Wait. Stop the presses. This is it – this is “behind the myth.” Sweden isn’t supposed to have people, especially native-born ethnic Swedes, with “poor education, few opportunities, little hope, and no money.” Isn’t that the entire point of the welfare state? Isn’t that the heart of the “myth”? And yet Booth just keeps tripping blithely along, talking about views on immigration and even including a chapter entitled “Class” that turns out to be all about the weirdness of the Scandinavian monarchies. In another baffling omission, he observes that a Norwegian museum “featur[es] the usual Nordic tiptoeing around the subject of their oppressed indigenous minority,” then proceeds to describe the exhibit, note the Sami’s territory and numbers, and never mention them again. I checked the index just to make sure and yep, this is the only mention in the entire book. How you can think you’re writing a book about a region’s negative aspects and not include its generational poverty or oppressed indigenous minority, I have no idea. But on to Legoland!

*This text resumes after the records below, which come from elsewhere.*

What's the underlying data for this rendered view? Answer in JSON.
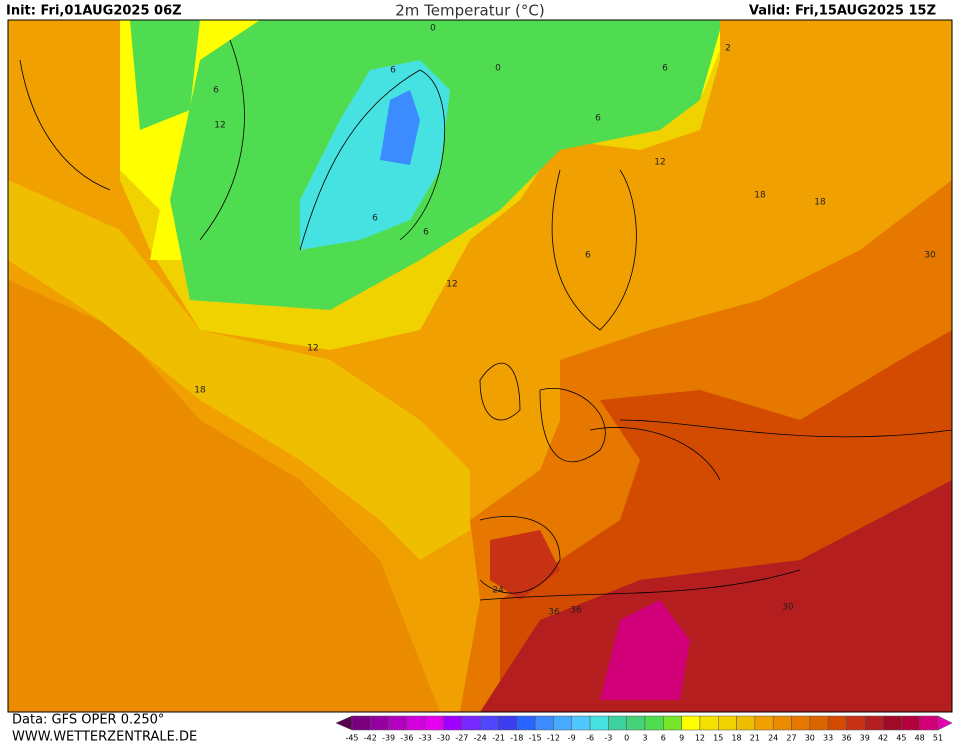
{
  "header": {
    "init": "Init: Fri,01AUG2025 06Z",
    "title": "2m Temperatur (°C)",
    "valid": "Valid: Fri,15AUG2025 15Z"
  },
  "footer": {
    "source": "Data: GFS OPER 0.250°",
    "site": "WWW.WETTERZENTRALE.DE"
  },
  "map": {
    "contour_labels": [
      "0",
      "6",
      "6",
      "0",
      "6",
      "6",
      "12",
      "2",
      "6",
      "6",
      "12",
      "12",
      "12",
      "18",
      "18",
      "18",
      "30",
      "24",
      "36",
      "36",
      "30",
      "6"
    ]
  },
  "colorbar": {
    "levels": [
      -45,
      -42,
      -39,
      -36,
      -33,
      -30,
      -27,
      -24,
      -21,
      -18,
      -15,
      -12,
      -9,
      -6,
      -3,
      0,
      3,
      6,
      9,
      12,
      15,
      18,
      21,
      24,
      27,
      30,
      33,
      36,
      39,
      42,
      45,
      48,
      51
    ],
    "colors": [
      "#5a0050",
      "#7a0080",
      "#9600a0",
      "#b400be",
      "#d200dc",
      "#e600f0",
      "#a000ff",
      "#7828ff",
      "#5046ff",
      "#3c3cf0",
      "#2864ff",
      "#3c8cff",
      "#46aaff",
      "#50c8ff",
      "#46e1e1",
      "#3cd2a0",
      "#46d278",
      "#50dc50",
      "#78e628",
      "#ffff00",
      "#f5e100",
      "#f0d200",
      "#f0be00",
      "#f0a000",
      "#eb8c00",
      "#e67800",
      "#dc6400",
      "#d24b00",
      "#c83214",
      "#b41e1e",
      "#a00a28",
      "#b4003c",
      "#d20078",
      "#e600b4"
    ]
  }
}
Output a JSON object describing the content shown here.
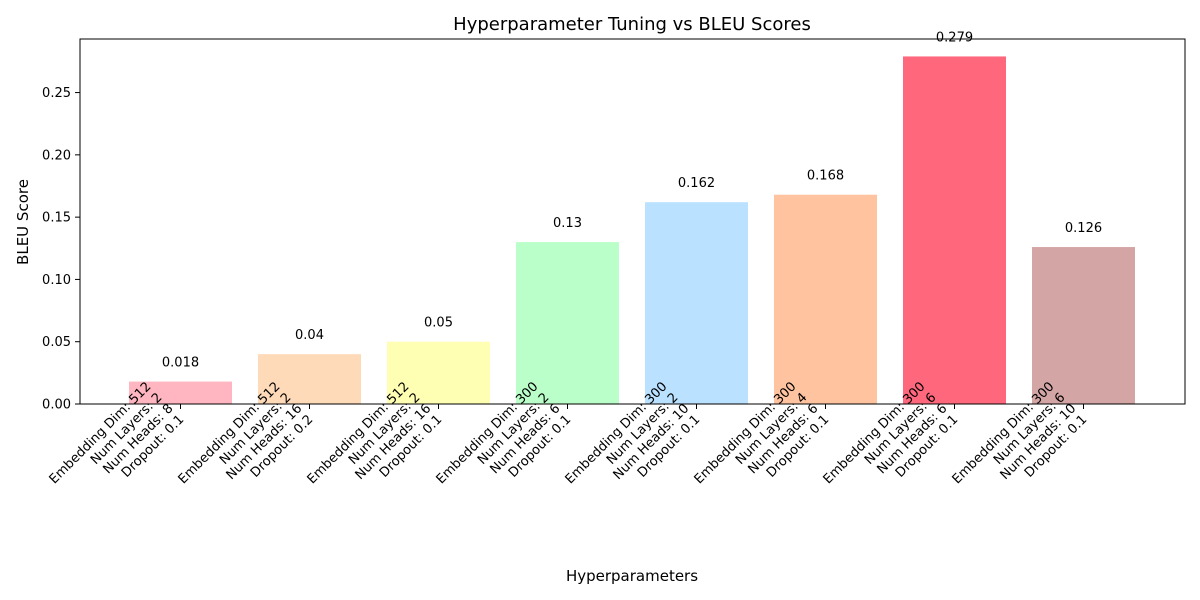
{
  "chart_data": {
    "type": "bar",
    "title": "Hyperparameter Tuning vs BLEU Scores",
    "xlabel": "Hyperparameters",
    "ylabel": "BLEU Score",
    "ylim": [
      0,
      0.293
    ],
    "yticks": [
      "0.00",
      "0.05",
      "0.10",
      "0.15",
      "0.20",
      "0.25"
    ],
    "grid": false,
    "categories": [
      [
        "Embedding Dim: 512",
        "Num Layers: 2",
        "Num Heads: 8",
        "Dropout: 0.1"
      ],
      [
        "Embedding Dim: 512",
        "Num Layers: 2",
        "Num Heads: 16",
        "Dropout: 0.2"
      ],
      [
        "Embedding Dim: 512",
        "Num Layers: 2",
        "Num Heads: 16",
        "Dropout: 0.1"
      ],
      [
        "Embedding Dim: 300",
        "Num Layers: 2",
        "Num Heads: 6",
        "Dropout: 0.1"
      ],
      [
        "Embedding Dim: 300",
        "Num Layers: 2",
        "Num Heads: 10",
        "Dropout: 0.1"
      ],
      [
        "Embedding Dim: 300",
        "Num Layers: 4",
        "Num Heads: 6",
        "Dropout: 0.1"
      ],
      [
        "Embedding Dim: 300",
        "Num Layers: 6",
        "Num Heads: 6",
        "Dropout: 0.1"
      ],
      [
        "Embedding Dim: 300",
        "Num Layers: 6",
        "Num Heads: 10",
        "Dropout: 0.1"
      ]
    ],
    "values": [
      0.018,
      0.04,
      0.05,
      0.13,
      0.162,
      0.168,
      0.279,
      0.126
    ],
    "value_labels": [
      "0.018",
      "0.04",
      "0.05",
      "0.13",
      "0.162",
      "0.168",
      "0.279",
      "0.126"
    ],
    "colors": [
      "#ffb6c1",
      "#ffdab9",
      "#ffffb3",
      "#baffc9",
      "#bae1ff",
      "#ffc3a0",
      "#ff677d",
      "#d4a5a5"
    ]
  }
}
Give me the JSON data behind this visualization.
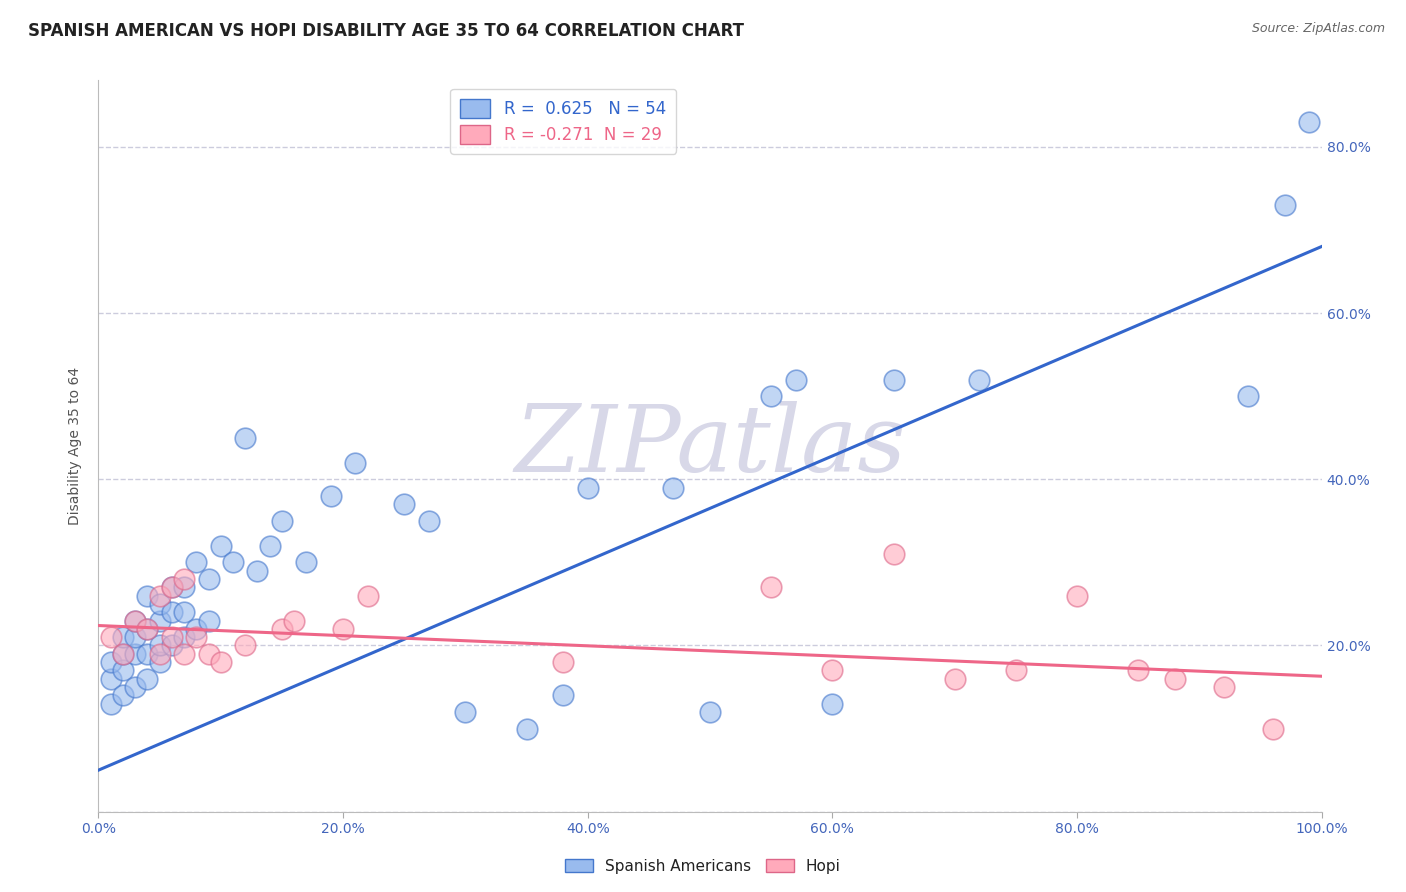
{
  "title": "SPANISH AMERICAN VS HOPI DISABILITY AGE 35 TO 64 CORRELATION CHART",
  "source": "Source: ZipAtlas.com",
  "ylabel": "Disability Age 35 to 64",
  "xlim": [
    0,
    1.0
  ],
  "ylim": [
    0,
    0.88
  ],
  "xticks": [
    0.0,
    0.2,
    0.4,
    0.6,
    0.8,
    1.0
  ],
  "yticks": [
    0.0,
    0.2,
    0.4,
    0.6,
    0.8
  ],
  "xtick_labels": [
    "0.0%",
    "20.0%",
    "40.0%",
    "60.0%",
    "80.0%",
    "100.0%"
  ],
  "ytick_labels_right": [
    "",
    "20.0%",
    "40.0%",
    "60.0%",
    "80.0%"
  ],
  "blue_R": 0.625,
  "blue_N": 54,
  "pink_R": -0.271,
  "pink_N": 29,
  "blue_scatter_x": [
    0.01,
    0.01,
    0.01,
    0.02,
    0.02,
    0.02,
    0.02,
    0.03,
    0.03,
    0.03,
    0.03,
    0.04,
    0.04,
    0.04,
    0.04,
    0.05,
    0.05,
    0.05,
    0.05,
    0.06,
    0.06,
    0.06,
    0.07,
    0.07,
    0.07,
    0.08,
    0.08,
    0.09,
    0.09,
    0.1,
    0.11,
    0.12,
    0.13,
    0.14,
    0.15,
    0.17,
    0.19,
    0.21,
    0.25,
    0.27,
    0.3,
    0.35,
    0.38,
    0.4,
    0.47,
    0.5,
    0.55,
    0.57,
    0.6,
    0.65,
    0.72,
    0.94,
    0.97,
    0.99
  ],
  "blue_scatter_y": [
    0.13,
    0.16,
    0.18,
    0.14,
    0.17,
    0.19,
    0.21,
    0.15,
    0.19,
    0.21,
    0.23,
    0.16,
    0.19,
    0.22,
    0.26,
    0.18,
    0.2,
    0.23,
    0.25,
    0.2,
    0.24,
    0.27,
    0.21,
    0.24,
    0.27,
    0.22,
    0.3,
    0.23,
    0.28,
    0.32,
    0.3,
    0.45,
    0.29,
    0.32,
    0.35,
    0.3,
    0.38,
    0.42,
    0.37,
    0.35,
    0.12,
    0.1,
    0.14,
    0.39,
    0.39,
    0.12,
    0.5,
    0.52,
    0.13,
    0.52,
    0.52,
    0.5,
    0.73,
    0.83
  ],
  "pink_scatter_x": [
    0.01,
    0.02,
    0.03,
    0.04,
    0.05,
    0.05,
    0.06,
    0.06,
    0.07,
    0.07,
    0.08,
    0.09,
    0.1,
    0.12,
    0.15,
    0.16,
    0.2,
    0.22,
    0.38,
    0.55,
    0.6,
    0.65,
    0.7,
    0.75,
    0.8,
    0.85,
    0.88,
    0.92,
    0.96
  ],
  "pink_scatter_y": [
    0.21,
    0.19,
    0.23,
    0.22,
    0.19,
    0.26,
    0.21,
    0.27,
    0.19,
    0.28,
    0.21,
    0.19,
    0.18,
    0.2,
    0.22,
    0.23,
    0.22,
    0.26,
    0.18,
    0.27,
    0.17,
    0.31,
    0.16,
    0.17,
    0.26,
    0.17,
    0.16,
    0.15,
    0.1
  ],
  "blue_line_x": [
    0.0,
    1.0
  ],
  "blue_line_y_start": 0.05,
  "blue_line_y_end": 0.68,
  "pink_line_x": [
    0.0,
    1.0
  ],
  "pink_line_y_start": 0.224,
  "pink_line_y_end": 0.163,
  "blue_scatter_color": "#99BBEE",
  "blue_scatter_edge": "#4477CC",
  "pink_scatter_color": "#FFAABB",
  "pink_scatter_edge": "#DD6688",
  "blue_line_color": "#3366CC",
  "pink_line_color": "#EE6688",
  "watermark_text": "ZIPatlas",
  "watermark_color": "#D8D8E8",
  "background_color": "#FFFFFF",
  "grid_color": "#CCCCDD",
  "title_fontsize": 12,
  "source_fontsize": 9,
  "axis_label_fontsize": 10,
  "tick_fontsize": 10,
  "legend_fontsize": 12
}
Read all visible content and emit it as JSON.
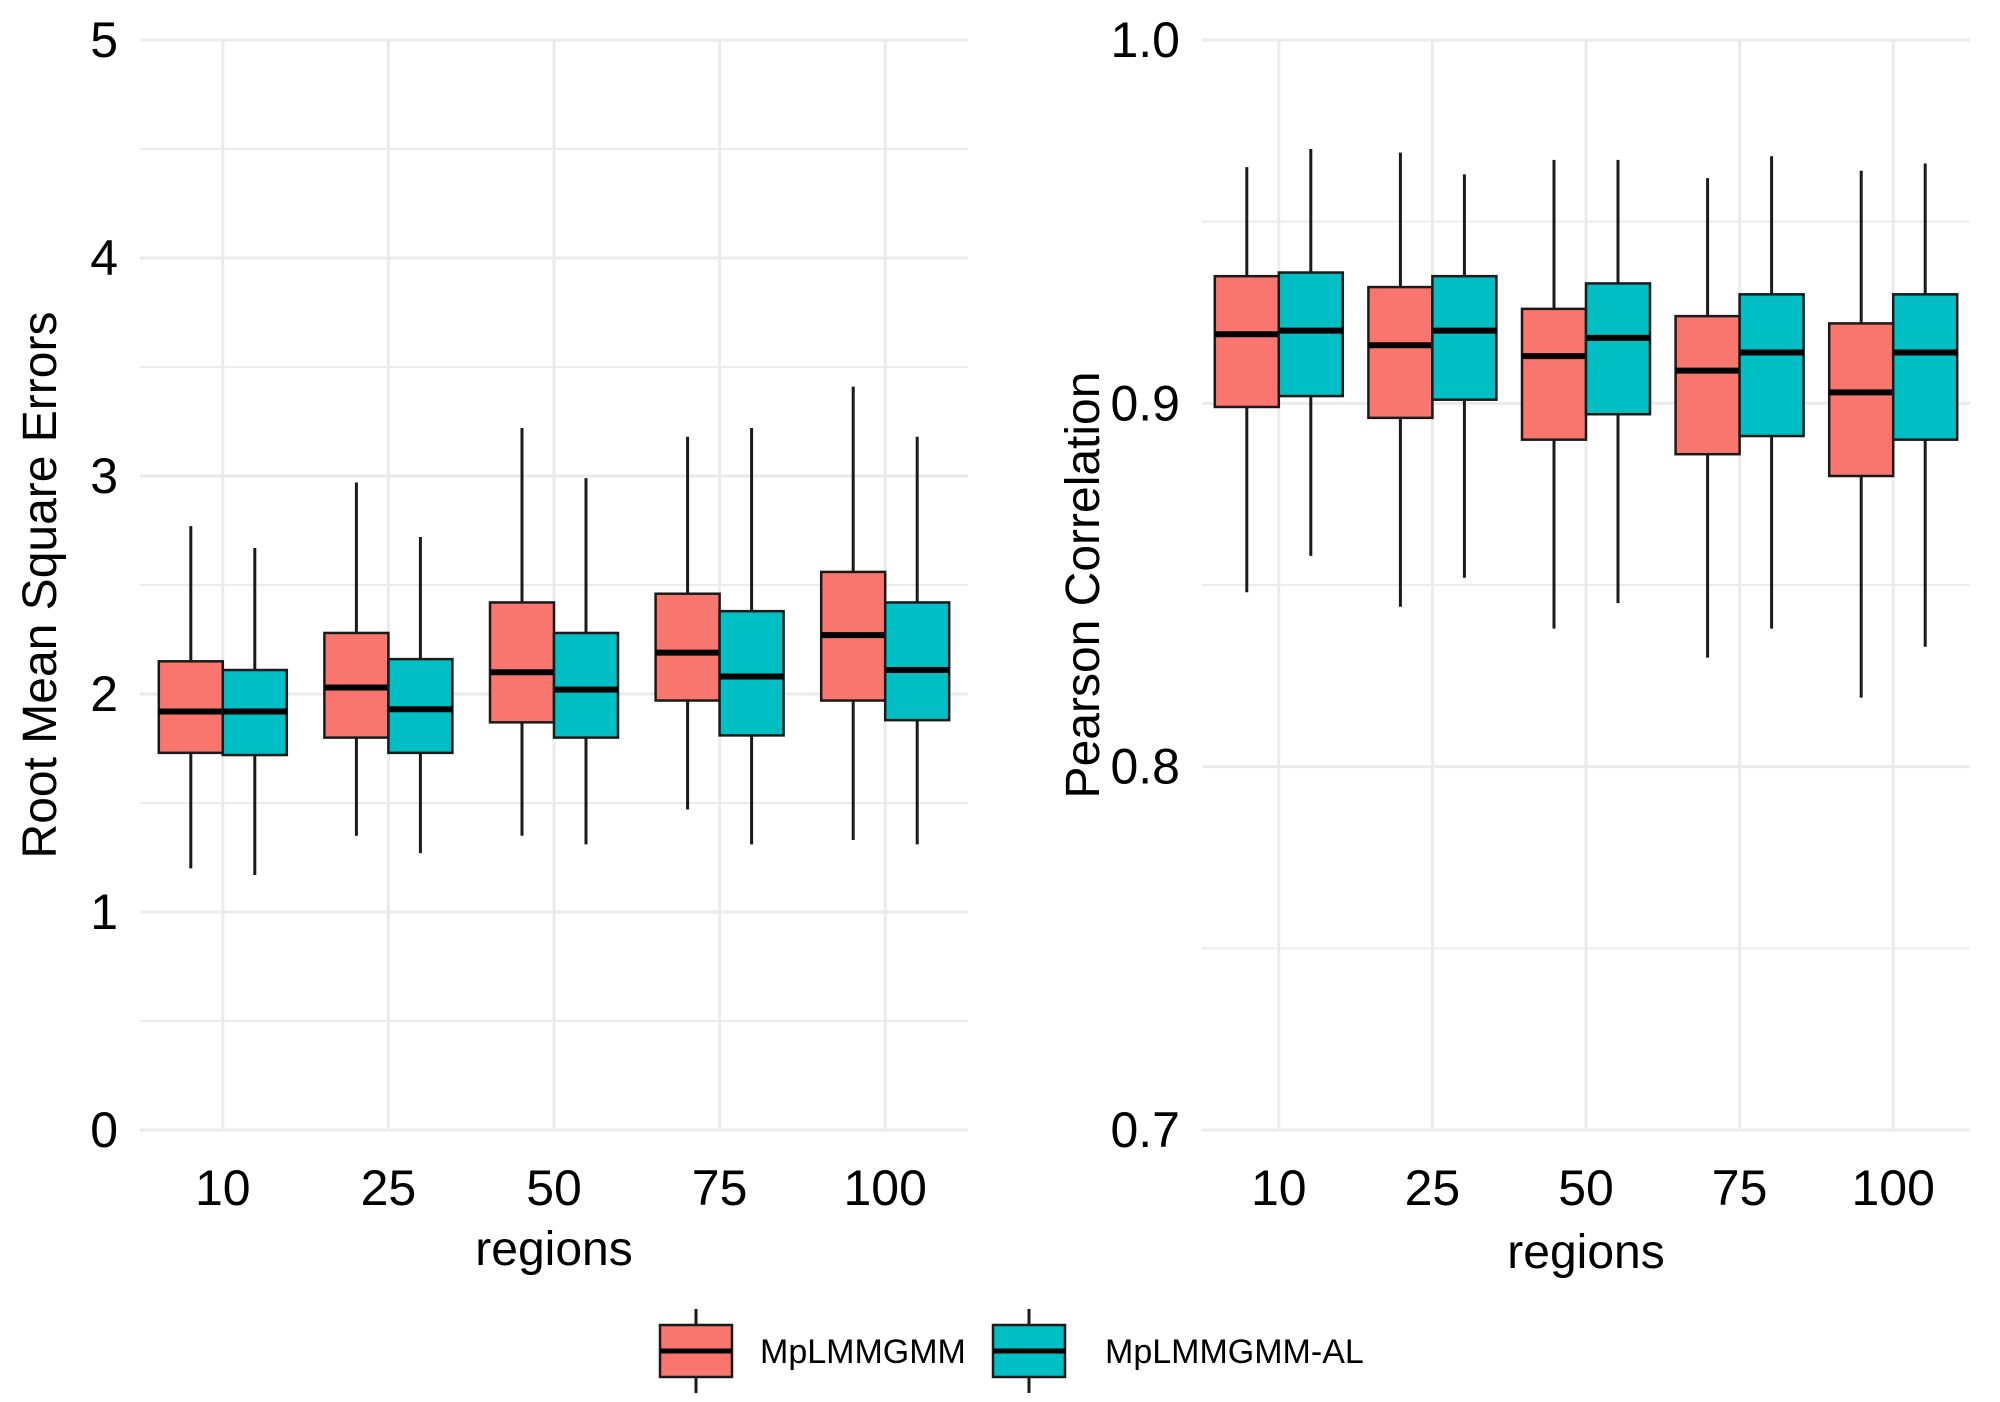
{
  "colors": {
    "MpLMMGMM": "#F8766D",
    "MpLMMGMM-AL": "#00BFC4",
    "grid": "#ebebeb",
    "outline": "#1a1a1a"
  },
  "legend": {
    "items": [
      "MpLMMGMM",
      "MpLMMGMM-AL"
    ]
  },
  "chart_data": [
    {
      "type": "box",
      "title": "",
      "xlabel": "regions",
      "ylabel": "Root Mean Square Errors",
      "ylim": [
        0,
        5
      ],
      "yticks": [
        "0",
        "1",
        "2",
        "3",
        "4",
        "5"
      ],
      "categories": [
        "10",
        "25",
        "50",
        "75",
        "100"
      ],
      "series": [
        {
          "name": "MpLMMGMM",
          "boxes": [
            {
              "min": 1.2,
              "q1": 1.73,
              "median": 1.92,
              "q3": 2.15,
              "max": 2.77
            },
            {
              "min": 1.35,
              "q1": 1.8,
              "median": 2.03,
              "q3": 2.28,
              "max": 2.97
            },
            {
              "min": 1.35,
              "q1": 1.87,
              "median": 2.1,
              "q3": 2.42,
              "max": 3.22
            },
            {
              "min": 1.47,
              "q1": 1.97,
              "median": 2.19,
              "q3": 2.46,
              "max": 3.18
            },
            {
              "min": 1.33,
              "q1": 1.97,
              "median": 2.27,
              "q3": 2.56,
              "max": 3.41
            }
          ]
        },
        {
          "name": "MpLMMGMM-AL",
          "boxes": [
            {
              "min": 1.17,
              "q1": 1.72,
              "median": 1.92,
              "q3": 2.11,
              "max": 2.67
            },
            {
              "min": 1.27,
              "q1": 1.73,
              "median": 1.93,
              "q3": 2.16,
              "max": 2.72
            },
            {
              "min": 1.31,
              "q1": 1.8,
              "median": 2.02,
              "q3": 2.28,
              "max": 2.99
            },
            {
              "min": 1.31,
              "q1": 1.81,
              "median": 2.08,
              "q3": 2.38,
              "max": 3.22
            },
            {
              "min": 1.31,
              "q1": 1.88,
              "median": 2.11,
              "q3": 2.42,
              "max": 3.18
            }
          ]
        }
      ]
    },
    {
      "type": "box",
      "title": "",
      "xlabel": "regions",
      "ylabel": "Pearson Correlation",
      "ylim": [
        0.7,
        1.0
      ],
      "yticks": [
        "0.7",
        "0.8",
        "0.9",
        "1.0"
      ],
      "categories": [
        "10",
        "25",
        "50",
        "75",
        "100"
      ],
      "series": [
        {
          "name": "MpLMMGMM",
          "boxes": [
            {
              "min": 0.848,
              "q1": 0.899,
              "median": 0.919,
              "q3": 0.935,
              "max": 0.965
            },
            {
              "min": 0.844,
              "q1": 0.896,
              "median": 0.916,
              "q3": 0.932,
              "max": 0.969
            },
            {
              "min": 0.838,
              "q1": 0.89,
              "median": 0.913,
              "q3": 0.926,
              "max": 0.967
            },
            {
              "min": 0.83,
              "q1": 0.886,
              "median": 0.909,
              "q3": 0.924,
              "max": 0.962
            },
            {
              "min": 0.819,
              "q1": 0.88,
              "median": 0.903,
              "q3": 0.922,
              "max": 0.964
            }
          ]
        },
        {
          "name": "MpLMMGMM-AL",
          "boxes": [
            {
              "min": 0.858,
              "q1": 0.902,
              "median": 0.92,
              "q3": 0.936,
              "max": 0.97
            },
            {
              "min": 0.852,
              "q1": 0.901,
              "median": 0.92,
              "q3": 0.935,
              "max": 0.963
            },
            {
              "min": 0.845,
              "q1": 0.897,
              "median": 0.918,
              "q3": 0.933,
              "max": 0.967
            },
            {
              "min": 0.838,
              "q1": 0.891,
              "median": 0.914,
              "q3": 0.93,
              "max": 0.968
            },
            {
              "min": 0.833,
              "q1": 0.89,
              "median": 0.914,
              "q3": 0.93,
              "max": 0.966
            }
          ]
        }
      ]
    }
  ]
}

The book is very focused on the author’s own experiences and observations, while some of his theories are just wacky. For instance, he theorizes that Finnish men drink too much because their country has a long history of foreign rule and military defeat, never mind that this does not appear to affect modern-day Finns in any way. He even writes about floating this theory to others, who all shoot it down, which doesn’t stop him from devoting a full two pages to defending it in the book.

Now sure, if you are looking for a lighthearted travelogue that will introduce you to a few cultural concepts, and fill you in on a bit of history and politics, this may be the book for you. I didn’t find it as funny as others did, perhaps because it relies heavily on pop culture references that don’t mean anything to me (“Swedish unemployment figures are about as reliable as Joan Collins’s age”). The book is just so long, without achieving any real depth, that at times I considered not even finishing it. I did learn some things from it, but I would have appreciated it more if it had been pared down and marketed as the lighthearted travelogue that it is.